Model Context Protocol (MCP)
Model Context Protocol (MCP) is an open standard published by Anthropic in November 2024 that defines a universal interface for connecting AI assistants to external tools, databases, and services, replacing ad-hoc per-integration code with a single protocol.
Model Context Protocol (MCP) is an open, JSON-RPC-based protocol that standardizes how large language model applications connect to external data sources and tools. Before MCP, each AI product required bespoke integration code for every external service; MCP introduces a common client-server architecture where an MCP client embedded in an AI application communicates with lightweight MCP servers that expose resources, tools, and prompt templates.
An MCP server wraps an external service—a file system, a database, a REST API, a code execution environment—and advertises its capabilities in a schema. The AI host calls the server's tool endpoints via JSON-RPC 2.0 over stdio, HTTP with Server-Sent Events, or other transports. The protocol defines three primitive types: Resources (data the model can read), Tools (functions the model can invoke), and Prompts (reusable interaction templates). Authorization, sampling, and pagination are handled at the protocol layer, not by each integration developer.
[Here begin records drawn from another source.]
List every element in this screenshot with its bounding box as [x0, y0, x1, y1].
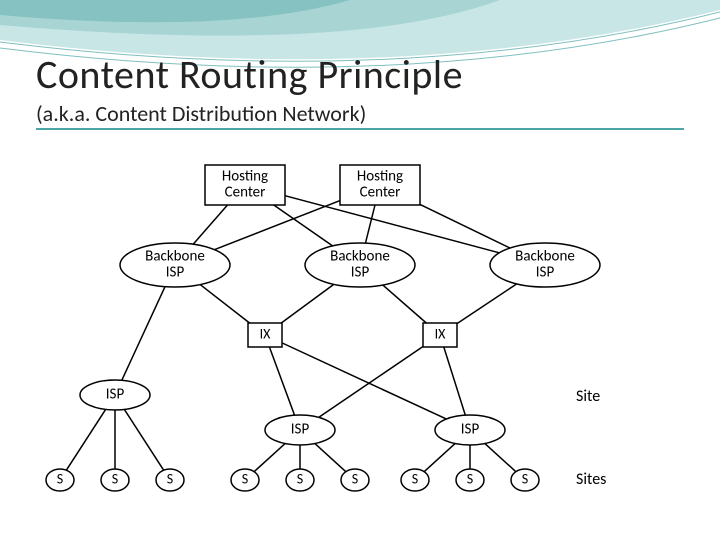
node-ix2: IX: [423, 323, 457, 347]
node-s11: S: [286, 469, 314, 491]
node-label: ISP: [461, 421, 480, 439]
edge: [124, 409, 163, 470]
edge: [200, 285, 249, 323]
node-label: S: [112, 470, 118, 487]
slide-title: Content Routing Principle: [36, 50, 463, 99]
diagram-annotation: Sites: [576, 470, 606, 489]
slide-subtitle: (a.​k.​a. Content Distribution Network): [36, 100, 374, 127]
edge: [193, 205, 227, 244]
node-s12: S: [341, 469, 369, 491]
diagram-annotation: Site: [576, 387, 600, 406]
node-label: IX: [260, 325, 272, 342]
node-label: S: [297, 470, 303, 487]
node-label: ISP: [106, 386, 125, 404]
node-bb3: BackboneISP: [490, 243, 600, 287]
node-isp2: ISP: [435, 415, 505, 445]
node-label: Center: [225, 184, 266, 202]
edge: [365, 205, 375, 243]
edge: [122, 287, 165, 381]
node-label: IX: [435, 325, 447, 342]
edge: [269, 347, 294, 415]
edge: [319, 347, 423, 418]
edge: [282, 343, 446, 419]
edge: [66, 409, 105, 470]
network-diagram: HostingCenter HostingCenter BackboneISP Bac…: [0, 155, 720, 515]
node-label: S: [242, 470, 248, 487]
node-s22: S: [511, 469, 539, 491]
node-s20: S: [401, 469, 429, 491]
edge: [274, 205, 333, 246]
edge: [444, 347, 466, 415]
node-bb2: BackboneISP: [305, 243, 415, 287]
edge: [420, 204, 510, 248]
node-bb1: BackboneISP: [120, 243, 230, 287]
node-isp0: ISP: [80, 380, 150, 410]
accent-underline: [36, 128, 684, 130]
edge: [315, 444, 346, 472]
edge: [424, 444, 455, 472]
node-s10: S: [231, 469, 259, 491]
node-label: S: [352, 470, 358, 487]
node-label: S: [522, 470, 528, 487]
edge: [281, 284, 333, 323]
node-s02: S: [156, 469, 184, 491]
node-label: S: [467, 470, 473, 487]
node-label: Center: [360, 184, 401, 202]
node-s00: S: [46, 469, 74, 491]
node-hc2: HostingCenter: [340, 165, 420, 205]
node-label: ISP: [536, 264, 555, 282]
node-hc1: HostingCenter: [205, 165, 285, 205]
edge: [485, 444, 516, 472]
node-label: S: [167, 470, 173, 487]
node-label: S: [412, 470, 418, 487]
node-ix1: IX: [248, 323, 282, 347]
node-s01: S: [101, 469, 129, 491]
node-label: ISP: [166, 264, 185, 282]
node-isp1: ISP: [265, 415, 335, 445]
edge: [383, 285, 426, 323]
node-s21: S: [456, 469, 484, 491]
node-label: ISP: [291, 421, 310, 439]
diagram-nodes: HostingCenter HostingCenter BackboneISP Bac…: [46, 165, 600, 491]
edge: [457, 284, 517, 324]
node-label: S: [57, 470, 63, 487]
node-label: ISP: [351, 264, 370, 282]
edge: [254, 444, 285, 472]
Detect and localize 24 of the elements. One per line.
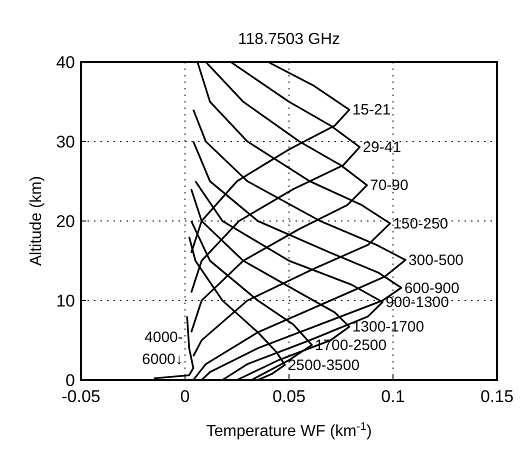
x-tick-label: 0.15 xyxy=(480,387,514,406)
x-axis-title: Temperature WF (km$^{-1}$) xyxy=(206,421,372,440)
series-label: 1700-2500 xyxy=(314,337,387,354)
x-tick-label: 0.05 xyxy=(272,387,306,406)
series-label: 1300-1700 xyxy=(352,318,424,336)
series-label: 150-250 xyxy=(393,215,448,232)
series-label: 70-90 xyxy=(370,177,408,194)
series-label: 4000-6000↓ xyxy=(142,329,183,368)
series-label: 300-500 xyxy=(408,252,464,269)
y-tick-label: 0 xyxy=(66,371,75,390)
y-tick-label: 20 xyxy=(56,212,75,231)
y-tick-label: 40 xyxy=(56,53,75,72)
series-label: 600-900 xyxy=(404,280,460,297)
series-label: 900-1300 xyxy=(386,294,450,312)
y-tick-label: 10 xyxy=(56,292,75,310)
series-label: 29-41 xyxy=(362,139,402,156)
chart-title: 118.7503 GHz xyxy=(238,31,340,48)
series-label: 15-21 xyxy=(352,102,391,119)
y-tick-label: 30 xyxy=(56,132,75,152)
x-tick-label: 0.1 xyxy=(381,387,405,406)
x-tick-label: 0 xyxy=(180,387,190,406)
x-tick-label: -0.05 xyxy=(62,387,100,406)
y-axis-title: Altitude (km) xyxy=(28,176,45,266)
series-label: 2500-3500 xyxy=(288,356,360,374)
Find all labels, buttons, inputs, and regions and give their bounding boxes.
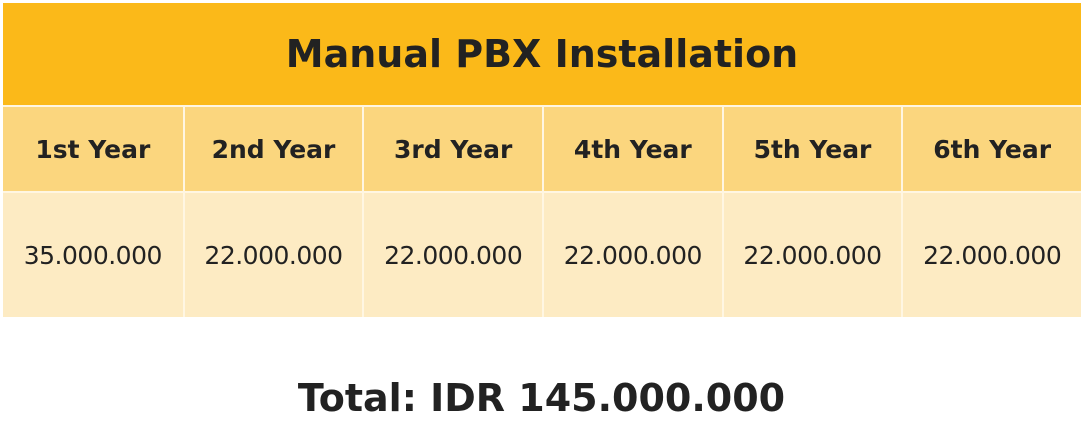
total-price: Total: IDR 145.000.000 (297, 376, 786, 420)
header-cell-year-4: 4th Year (542, 105, 722, 191)
value-row: 35.000.000 22.000.000 22.000.000 22.000.… (3, 191, 1081, 317)
table-title: Manual PBX Installation (3, 3, 1081, 105)
value-cell-year-1: 35.000.000 (3, 191, 183, 317)
header-cell-year-1: 1st Year (3, 105, 183, 191)
header-cell-year-2: 2nd Year (182, 105, 363, 191)
value-cell-year-3: 22.000.000 (362, 191, 542, 317)
pricing-table: Manual PBX Installation 1st Year 2nd Yea… (3, 3, 1081, 321)
header-cell-year-6: 6th Year (901, 105, 1081, 191)
header-cell-year-3: 3rd Year (362, 105, 542, 191)
value-cell-year-6: 22.000.000 (901, 191, 1081, 317)
value-cell-year-4: 22.000.000 (542, 191, 722, 317)
header-row: 1st Year 2nd Year 3rd Year 4th Year 5th … (3, 105, 1081, 191)
value-cell-year-5: 22.000.000 (721, 191, 902, 317)
header-cell-year-5: 5th Year (721, 105, 902, 191)
value-cell-year-2: 22.000.000 (182, 191, 363, 317)
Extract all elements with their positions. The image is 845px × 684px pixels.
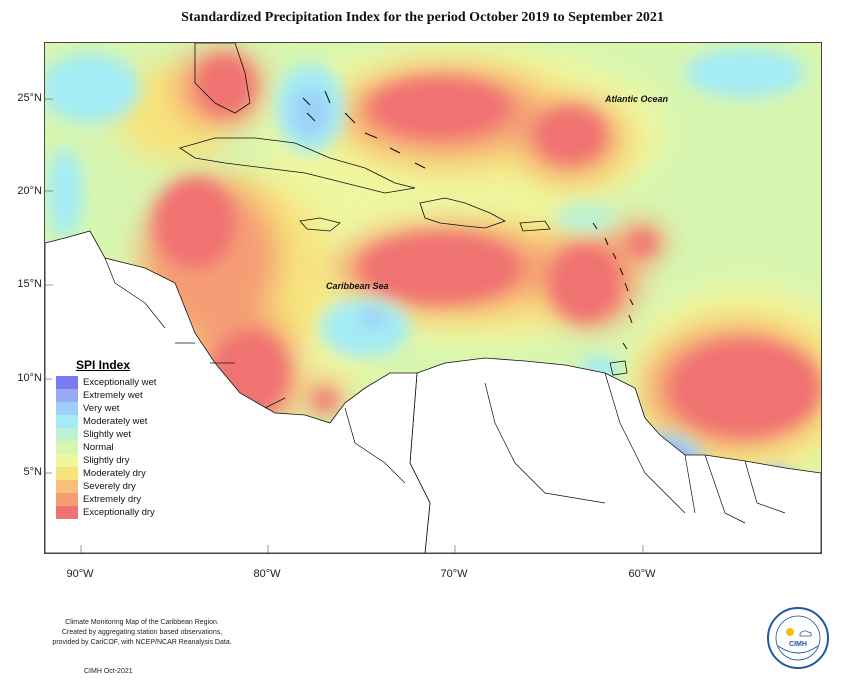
map-title: Standardized Precipitation Index for the… [181, 10, 664, 25]
legend-label: Severely dry [83, 481, 136, 492]
lon-label-70w: 70°W [440, 568, 468, 580]
legend-swatch [56, 506, 78, 519]
legend-item: Extremely dry [56, 493, 166, 506]
atlantic-ocean-label: Atlantic Ocean [605, 94, 669, 104]
trinidad-island [609, 360, 628, 376]
footer-date: CIMH Oct-2021 [84, 668, 133, 675]
legend-label: Moderately wet [83, 416, 148, 427]
spi-legend: SPI Index Exceptionally wet Extremely wet… [52, 354, 170, 525]
legend-swatch [56, 428, 78, 441]
lat-label-25n: 25°N [17, 92, 42, 104]
legend-swatch [56, 441, 78, 454]
lat-label-5n: 5°N [23, 466, 42, 478]
spi-map-canvas [45, 43, 821, 553]
legend-item: Slightly wet [56, 428, 166, 441]
footer-line-2: Created by aggregating station based obs… [61, 629, 223, 636]
legend-title: SPI Index [76, 358, 131, 372]
legend-item: Moderately wet [56, 415, 166, 428]
legend-item: Very wet [56, 402, 166, 415]
legend-item: Normal [56, 441, 166, 454]
spi-map [44, 42, 822, 554]
legend-swatch [56, 402, 78, 415]
legend-label: Exceptionally wet [83, 377, 157, 388]
puerto-rico-island [519, 220, 551, 232]
legend-label: Exceptionally dry [83, 507, 155, 518]
legend-label: Slightly wet [83, 429, 132, 440]
florida-peninsula [194, 43, 251, 114]
legend-item: Exceptionally dry [56, 506, 166, 519]
legend-swatch [56, 480, 78, 493]
lat-label-20n: 20°N [17, 185, 42, 197]
cuba-island [179, 137, 416, 194]
country-borders [104, 257, 786, 524]
lon-label-90w: 90°W [66, 568, 94, 580]
footer-line-3: provided by CariCOF, with NCEP/NCAR Rean… [52, 639, 232, 646]
legend-swatch [56, 493, 78, 506]
graticule [45, 98, 644, 553]
legend-label: Moderately dry [83, 468, 146, 479]
legend-label: Extremely dry [83, 494, 142, 505]
legend-item: Exceptionally wet [56, 376, 166, 389]
lat-label-15n: 15°N [17, 278, 42, 290]
legend-item: Extremely wet [56, 389, 166, 402]
logo-text: CIMH [789, 641, 807, 648]
jamaica-island [299, 217, 341, 232]
legend-item: Moderately dry [56, 467, 166, 480]
lesser-antilles [592, 222, 634, 350]
legend-swatch [56, 454, 78, 467]
footer-credits: Climate Monitoring Map of the Caribbean … [12, 618, 272, 648]
legend-item: Severely dry [56, 480, 166, 493]
lon-label-60w: 60°W [628, 568, 656, 580]
legend-label: Extremely wet [83, 390, 143, 401]
lat-label-10n: 10°N [17, 372, 42, 384]
legend-swatch [56, 389, 78, 402]
hispaniola-island [419, 197, 506, 229]
legend-swatch [56, 376, 78, 389]
legend-label: Slightly dry [83, 455, 130, 466]
legend-swatch [56, 467, 78, 480]
legend-swatch [56, 415, 78, 428]
lon-label-80w: 80°W [253, 568, 281, 580]
caribbean-sea-label: Caribbean Sea [326, 281, 389, 291]
legend-label: Very wet [83, 403, 120, 414]
legend-label: Normal [83, 442, 114, 453]
footer-line-1: Climate Monitoring Map of the Caribbean … [65, 619, 219, 626]
cimh-logo: CIMH [766, 606, 830, 670]
legend-item: Slightly dry [56, 454, 166, 467]
bahamas-islands [302, 90, 426, 169]
legend-items: Exceptionally wet Extremely wet Very wet Mo… [56, 376, 166, 519]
MCP matters because it lowers the cost of building and distributing AI integrations. A single MCP server for PostgreSQL works with any MCP-compatible client—Anthropic Claude, Cursor, VS Code Copilot Chat, Zed, and others—without code changes on either side. This composability mirrors the role HTTP played for web services: once a common transport existed, the ecosystem of services expanded rapidly.
By mid-2026, the MCP ecosystem includes thousands of published servers covering developer tools, CRMs, productivity suites, and data platforms. Major cloud providers including AWS and Google Cloud publish official MCP servers for their services. Competing protocols exist—notably Google's Agent2Agent (A2A) for inter-agent coordination—but MCP has become the de facto standard for tool integration in both single-agent and multi-agent pipelines.